Я проводил все дни в студии, пытаясь закончить «Игроков в карты», и впервые в жизни писал без натурщицы. Я отыскивал в памяти ее полузабытые черты, перенося их на холст маслом и пастелью. Я вспоминал текстуру ее волос, тепло кожи, небрежный поворот головы, и, словно по волшебству, она обретала форму под моими пальцами. Я не делал набросков и писал сразу, с осторожностью любовника: красноватый свет играл на ее скулах, подчеркивая беззащитную надменную линию подбородка, изгиб бледных трепещущих губ; отблеск огня отражался в ее угольных глазах. Она взглянула через стол на другого игрока, губы ее чуть сжались, а темные брови изогнулись насмешливой дугой: она смеялась или торжествовала. Я писал ее фигуру темными красками, чтобы выделить лицо, – пожалуй, самые выразительные черты за всю мою карьеру художника – и окружил ниспадающие волосы красным ореолом; лицо неопределенно, опасно сияло, будто позади нее бушевал пожар. Пять дней я лихорадочно работал над своей Пиковой дамой, затемняя готовые участки холста, чтобы привлечь внимание зрителя к ее лицу, только к лицу.

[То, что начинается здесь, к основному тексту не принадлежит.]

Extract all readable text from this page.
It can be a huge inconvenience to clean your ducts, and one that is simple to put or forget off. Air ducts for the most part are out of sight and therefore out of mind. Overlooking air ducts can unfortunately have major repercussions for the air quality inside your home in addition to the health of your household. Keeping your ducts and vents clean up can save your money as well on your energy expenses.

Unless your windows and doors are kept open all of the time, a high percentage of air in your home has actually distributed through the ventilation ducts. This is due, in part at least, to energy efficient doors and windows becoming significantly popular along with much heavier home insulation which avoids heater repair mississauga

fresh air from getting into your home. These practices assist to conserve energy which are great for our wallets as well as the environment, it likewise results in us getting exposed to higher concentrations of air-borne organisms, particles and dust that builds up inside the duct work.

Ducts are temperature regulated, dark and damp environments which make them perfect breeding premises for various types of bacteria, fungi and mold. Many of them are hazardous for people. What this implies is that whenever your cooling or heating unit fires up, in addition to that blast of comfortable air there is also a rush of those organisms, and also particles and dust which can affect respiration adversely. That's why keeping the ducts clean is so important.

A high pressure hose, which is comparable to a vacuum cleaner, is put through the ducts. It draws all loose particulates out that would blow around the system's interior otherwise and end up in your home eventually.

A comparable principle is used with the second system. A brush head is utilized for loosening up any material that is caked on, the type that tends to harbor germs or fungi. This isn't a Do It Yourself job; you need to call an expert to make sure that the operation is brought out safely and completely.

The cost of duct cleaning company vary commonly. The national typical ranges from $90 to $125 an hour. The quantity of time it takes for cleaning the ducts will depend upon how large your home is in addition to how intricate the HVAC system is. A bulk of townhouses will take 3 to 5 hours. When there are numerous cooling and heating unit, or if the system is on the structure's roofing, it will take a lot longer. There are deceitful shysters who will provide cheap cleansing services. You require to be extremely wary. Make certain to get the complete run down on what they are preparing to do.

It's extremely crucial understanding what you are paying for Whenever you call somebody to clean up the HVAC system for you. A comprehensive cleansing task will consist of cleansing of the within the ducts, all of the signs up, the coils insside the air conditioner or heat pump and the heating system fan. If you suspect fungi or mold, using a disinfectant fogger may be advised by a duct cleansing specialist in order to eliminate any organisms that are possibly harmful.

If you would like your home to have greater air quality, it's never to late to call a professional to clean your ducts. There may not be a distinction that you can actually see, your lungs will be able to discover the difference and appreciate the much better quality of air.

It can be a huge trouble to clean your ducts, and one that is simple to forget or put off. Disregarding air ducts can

Как-то раз, всего на мгновение, я уловил определенное сходство с Эффи в ее подвижных, изменчивых чертах – но едва эта мысль появилась, я понял, что ошибся. Марта была такой живой, трепещущей, ее нельзя сравнивать с моей маленькой девочкой-нищенкой – попробуйте сравнить пламя с листом бумаги. Я инстинктивно знал, что, доведись им встретиться, ненасытная энергия Марты полностью поглотила бы Эффи.
Всю неделю я сгорал от желания. Ночами я корчился и стискивал кулаки под тяжелым покрывалом, а Око Бога гвоздем впивалось мне в затылок. Простыни горели, тело источало похотливую влагу, меня мутило от собственного зловония, но страсть не остывала.
Шесть ночей я черпал сон в пузырьке с хлоралом – до сих пор помню темно-синее стекло, что хранило бесстрастное противоядие от всех распутных снов. Изнуренный лихорадкой и вожделением, встречал я рассвет четверга, предчувствуя роковую развязку. Идти к ней второй раз было ошибкой – теперь я это знал. Шехерезады не существовало, не было никакой сказочной девы с глазами-гранатами. Сегодня она будет дешевой шлюхой, искусно освещенной и одетой, но все равно шлюхой, и вся чудесная алхимия исчезнет. Сегодня я это знал.
Я пришел в полночь. Я смотрел, как часы в холле отсчитывают последние секунды, и с первым ударом вздрогнул от дурного предчувствия. Когда эхо потонуло в тишине, позади меня открылась дверь и появилась Фанни, затянутая в желтую парчу, с волосами как виноградные лозы. Две ее подруги извивались у ног; стараясь избегать их немого презрительного взгляда, я следовал за Фанни, но не в красную гостиную, как в прошлый раз, а вверх по лестнице, в комнату на втором этаже, которую я прежде не видел.
Она постучала в дверь, затем молча отворила. За дверью было практически темно, свет из коридора на миг уничтожил нежное освещение внутри. Я услышал, как дверь резко захлопнулась у меня за спиной, и с минуту растерянно озирался. Комната была большая и почти пустая, горело лишь несколько газовых рожков с абажурами синего стекла. На миг вспомнился пузырек с хлоралом, дарящий оцепенелое забытье, и меня пробрала дрожь – но виной тому оказались не мысли: в комнате было холодно, погасший очаг скрывала темная китайская лаковая ширма. На полу лежали ковры, но стены были голые, и комната казалась мертвой, в ней не было ничего от великолепия красной гостиной. Единственным предметом мебели, который я заметил, был небольшой столик, на нем стояли голубой графин и стакан.